Intersection of sets with infinite number of elements

[autre]

I have to decide whether the following is true or false:

If A1$\supseteq$A2$\supseteq$A3$\supseteq$...are all sets containing an infinite number of elements, then the intersection of those sets is infinite as well.

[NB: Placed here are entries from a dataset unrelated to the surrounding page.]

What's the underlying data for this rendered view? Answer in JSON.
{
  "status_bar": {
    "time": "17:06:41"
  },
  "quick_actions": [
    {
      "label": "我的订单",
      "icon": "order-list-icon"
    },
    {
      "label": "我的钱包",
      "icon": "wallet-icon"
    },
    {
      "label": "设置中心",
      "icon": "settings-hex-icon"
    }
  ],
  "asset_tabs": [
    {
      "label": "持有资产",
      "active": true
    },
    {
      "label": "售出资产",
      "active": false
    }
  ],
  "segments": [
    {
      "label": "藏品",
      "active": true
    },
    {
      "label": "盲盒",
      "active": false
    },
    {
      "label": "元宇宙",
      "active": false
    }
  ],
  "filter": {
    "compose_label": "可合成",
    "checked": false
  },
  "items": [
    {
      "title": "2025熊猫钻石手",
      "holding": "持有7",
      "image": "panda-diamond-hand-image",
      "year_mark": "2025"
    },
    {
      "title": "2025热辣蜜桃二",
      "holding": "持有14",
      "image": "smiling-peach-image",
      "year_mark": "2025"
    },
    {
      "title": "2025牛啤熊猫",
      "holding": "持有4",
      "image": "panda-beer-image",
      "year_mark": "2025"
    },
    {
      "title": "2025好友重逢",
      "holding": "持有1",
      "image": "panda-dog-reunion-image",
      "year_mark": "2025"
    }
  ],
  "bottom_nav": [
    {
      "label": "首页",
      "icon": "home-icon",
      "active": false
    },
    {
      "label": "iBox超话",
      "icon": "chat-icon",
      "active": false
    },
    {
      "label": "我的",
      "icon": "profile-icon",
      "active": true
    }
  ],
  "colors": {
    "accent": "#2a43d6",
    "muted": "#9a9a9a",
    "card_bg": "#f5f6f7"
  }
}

I think I found a counterexample but I'm not sure the correct notation. I to have sets {n, n+1, n+2,...} from n to infinity (so {1, 2, 3,...}$\supseteq${2,3,4,...}) and the intersection of those sets is obviously null. How do I write this out? Thanks!

 

[micromass]

Just write it as

$$A_n=\{n,n+1,n+2,...\}$$

then

$$\bigcap_{n\in \mathbb{N}}{A_n}=\emptyset$$

 

[disregardthat]

The intersection of a set of sets is the set of elements contained in every of those sets. What number is contained in every such set? (Hint: assume n is in the intersection, and find a set which does not contain n)

 

[autre]

Thanks micromass, that's the notation I was looking for.

 

[blue_raver22]

Your counterexample is correct. In notation, you can write it as:

A1 = {n, n+1, n+2, ...}
A2 = {n+1, n+2, n+3, ...}
A3 = {n+2, n+3, n+4, ...}

The intersection of these sets would be:
A1 ∩ A2 ∩ A3 = {n+2, n+3, n+4, ...} ∩ {n+1, n+2, n+3, ...} ∩ {n, n+1, n+2, ...}

= {n+2, n+3, n+4, ...} ∩ {n+2, n+3, n+4, ...}

= {n+2, n+3, n+4, ...}

Which is just the set containing elements from n+2 to infinity, and thus has an infinite number of elements. Therefore, the statement "the intersection of sets with an infinite number of elements is also infinite" is false, as your counterexample proves.